The difficulty of recruiting for a small liberal arts school with high-admission standards and a challenging block plan for classes make his 61 percent winning average (301-185-43) and a 2005 Frozen Four appearance all the more impressive.
All you have to see is the bags under the CC players’ eyes following a block final to see the physical and mental toll that takes on them every 25 days, usually with two games to play that weekend. Such will be the case later this month when CC travels to ECAC contender Cornell.
I would be remiss in not mentioning longtime assistant Joe Bonnett, who clearly plays a big role in the program’s success, which includes 12 consecutive winning seasons and an average of 23 wins per campaign. That success includes 16 All-America selections, two Hobey Baker Award winners and 13 players earning WCHA Scholar-Athlete distinction a total of 25 times since creation of the award in 2005-06.
Owens’ players know they have a very good coach.
“Everyone wanted to get it for him tonight,” senior Rylan Schwartz said on Friday. “He’s a great coach and has done a lot here.”

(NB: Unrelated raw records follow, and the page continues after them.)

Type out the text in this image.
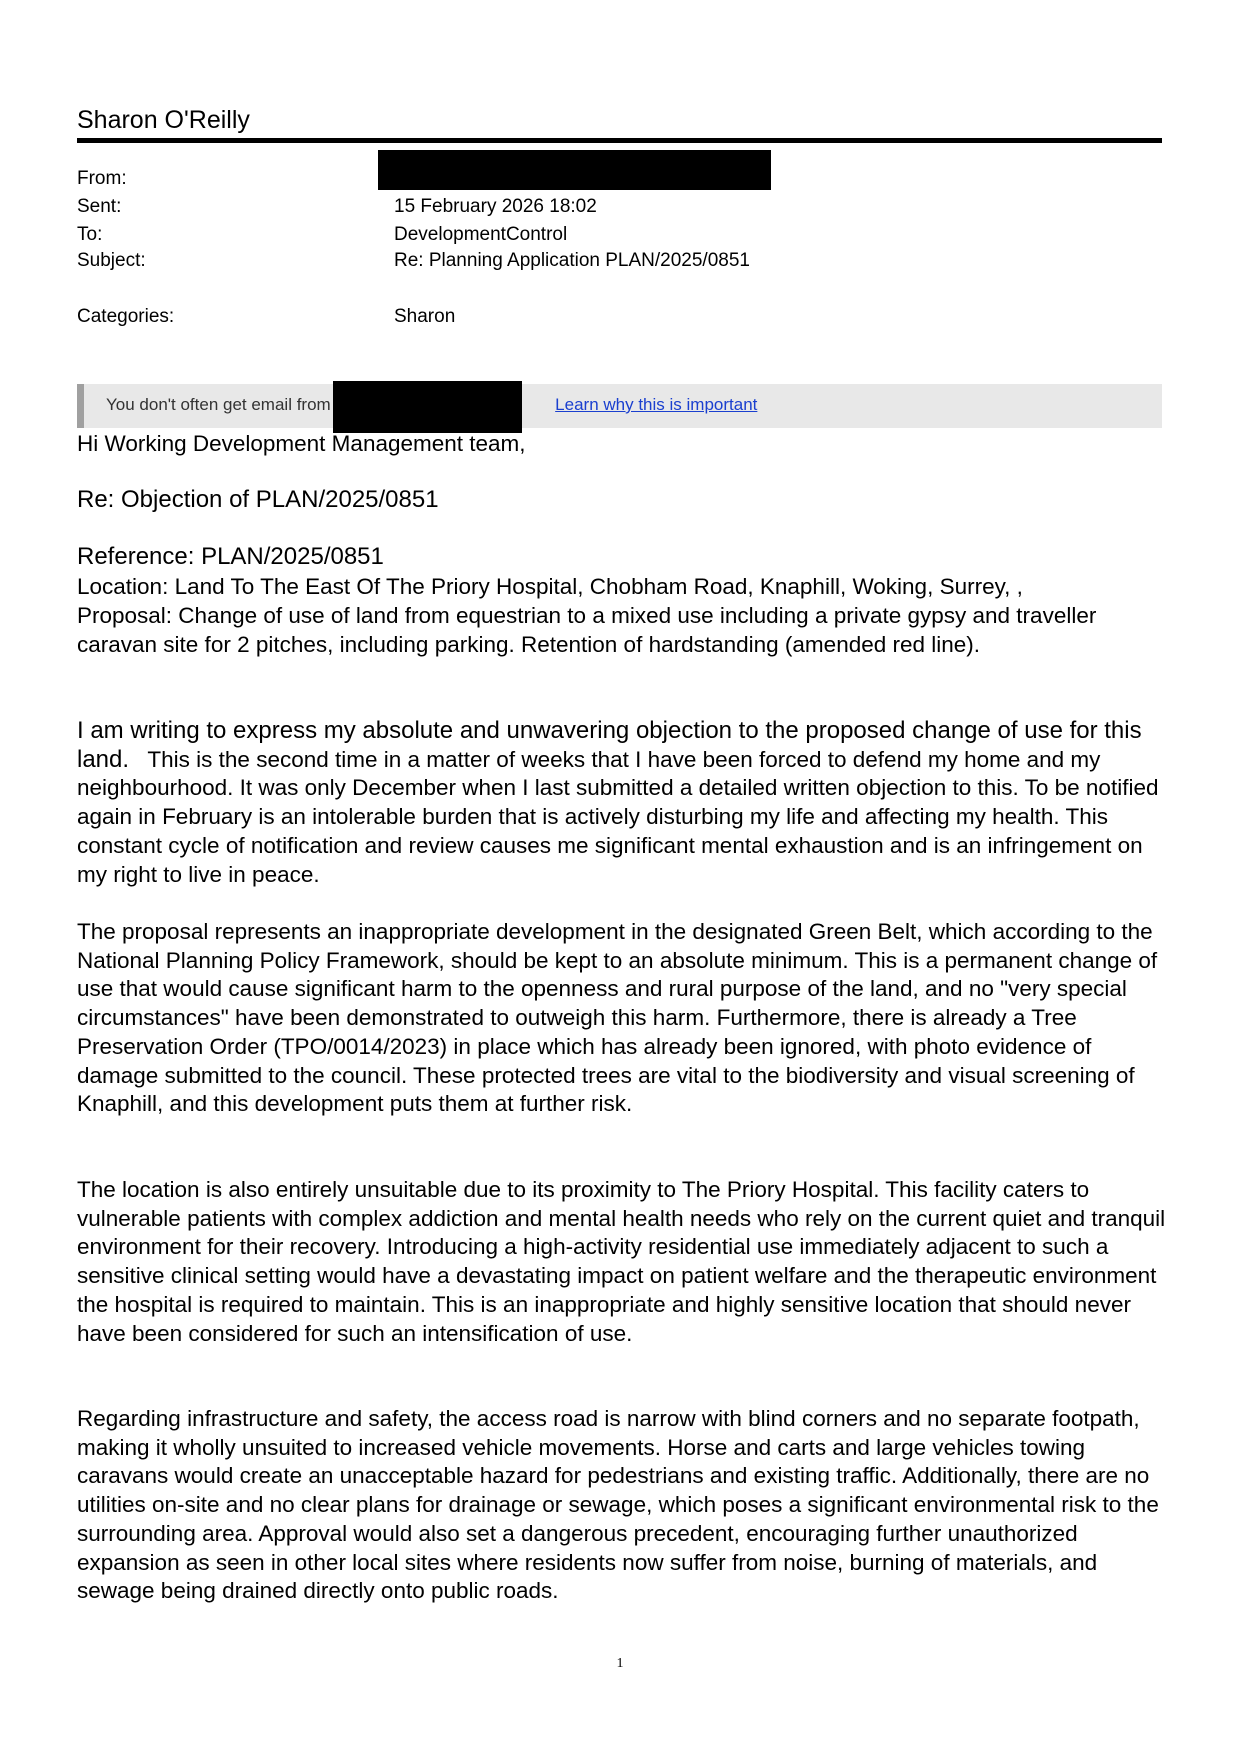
Sharon O'Reilly
From:
Sent:	15 February 2026 18:02
To:	DevelopmentControl
Subject:	Re: Planning Application PLAN/2025/0851
Categories:	Sharon
You don't often get email from	Learn why this is important
Hi Working Development Management team,
Re: Objection of PLAN/2025/0851
Reference: PLAN/2025/0851
Location: Land To The East Of The Priory Hospital, Chobham Road, Knaphill, Woking, Surrey, ,
Proposal: Change of use of land from equestrian to a mixed use including a private gypsy and traveller caravan site for 2 pitches, including parking. Retention of hardstanding (amended red line).
I am writing to express my absolute and unwavering objection to the proposed change of use for this land. This is the second time in a matter of weeks that I have been forced to defend my home and my neighbourhood. It was only December when I last submitted a detailed written objection to this. To be notified again in February is an intolerable burden that is actively disturbing my life and affecting my health. This constant cycle of notification and review causes me significant mental exhaustion and is an infringement on my right to live in peace.
The proposal represents an inappropriate development in the designated Green Belt, which according to the National Planning Policy Framework, should be kept to an absolute minimum. This is a permanent change of use that would cause significant harm to the openness and rural purpose of the land, and no "very special circumstances" have been demonstrated to outweigh this harm. Furthermore, there is already a Tree Preservation Order (TPO/0014/2023) in place which has already been ignored, with photo evidence of damage submitted to the council. These protected trees are vital to the biodiversity and visual screening of Knaphill, and this development puts them at further risk.
The location is also entirely unsuitable due to its proximity to The Priory Hospital. This facility caters to vulnerable patients with complex addiction and mental health needs who rely on the current quiet and tranquil environment for their recovery. Introducing a high-activity residential use immediately adjacent to such a sensitive clinical setting would have a devastating impact on patient welfare and the therapeutic environment the hospital is required to maintain. This is an inappropriate and highly sensitive location that should never have been considered for such an intensification of use.
Regarding infrastructure and safety, the access road is narrow with blind corners and no separate footpath, making it wholly unsuited to increased vehicle movements. Horse and carts and large vehicles towing caravans would create an unacceptable hazard for pedestrians and existing traffic. Additionally, there are no utilities on-site and no clear plans for drainage or sewage, which poses a significant environmental risk to the surrounding area. Approval would also set a dangerous precedent, encouraging further unauthorized expansion as seen in other local sites where residents now suffer from noise, burning of materials, and sewage being drained directly onto public roads.
1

Not surprisingly, Owens was ready to move on. You don’t get 300 victories early in your 14th season by focusing for long on a season-opening win.
“Three hundred is a nice round number,” he said. “You don’t put too much into that. I’m most proud of the consistency and the number of excellent players who have come through and the great assistant coaches I’ve had.”
Minnesota-Duluth can learn lesson from Saturday’s loss
The Bulldogs were seeking a season-opening sweep for the first time in 16 seasons. They felt short in a fashion that was not common for a program known for its grit.
“Some of our guys didn’t show up, and I’m excluding our freshmen,” coach Scott Sandelin told USCHO after Saturday’s 3-2 home loss to Ohio State. “We had some passengers.”
The Bulldogs could afford that with Hobey Baker Award winner Jack Connolly in the lineup. He could take over a game and will UMD to a win.
That was last season. The lesson the Bulldogs may take from the loss it that it will take contributions from throughout the lineup to replace the 160 points lost to graduation with Connolly (20-40-60) and Travis Oleksuk (21-32-53) and the early departure of J.T. Brown (24-23-47).
UMD gets a chance to show they learned that lesson during a Thursday-Friday road series at Notre Dame.